Пастух обогнул дом, обнаружил слегка протоптанную тропку и пошел по ней. Он слышал негромкие голоса охотников, чуял воду рядом, обок почти. Она, вода, возникла как бы сразу и вся – большая, ровная, серая, неподвижная в полутьме. Если вспомнить карту, то это серое и было частью водохранилища. Пастух протанцевал на цырлах до уреза воды и проводил взглядом три лодки, довольно легко и споро уходящие вдоль берега в темноту. И бесшумно. Как во сне. В каждой было по три человека. То есть одна шла без егеря.
А здесь, на берегу, где они были привязаны, осталась еще одна, четвертая – ну, прямо, как специально для Пастуха. Не иначе – лодка третьего егеря, который сачканул.
Он вытащил из кармана куртки свой компактный десятикратный биноклик, заглянул в него.

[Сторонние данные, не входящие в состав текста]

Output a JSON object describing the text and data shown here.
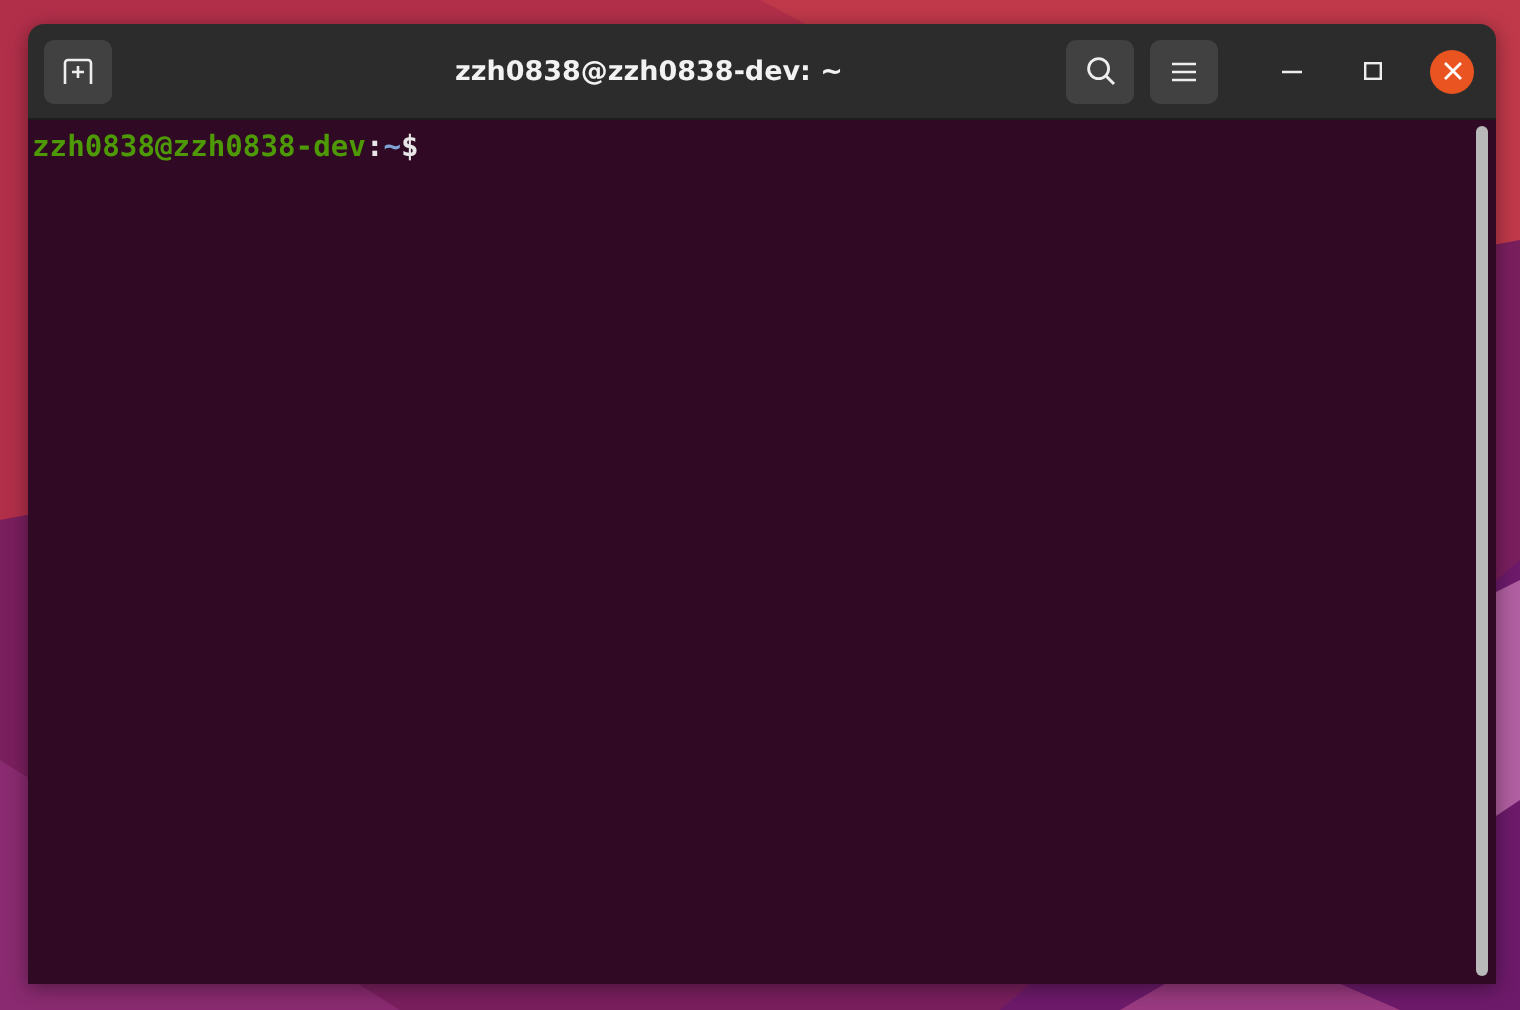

Лодки шли ровно, скрывались за камышами, торчащими из воды. Как в немом кино. К тому ж и цвет еще толком не пришел в мир.
Пастух вошел в оставленную лодку, взял весло и, стараясь не шуметь, погреб следом. И прятаться особо не надо было. Лодка шла тихо-тихо, как и те, с охотниками, камышовые заросли закрывали ее от стороннего глаза, но настороженное ухо ловило в серо-черной рассветной тишине не сами слова, скупо говоренные охотниками, но как бы их отражения – от тех же камышей, от воды, от низкого пока неба, наконец.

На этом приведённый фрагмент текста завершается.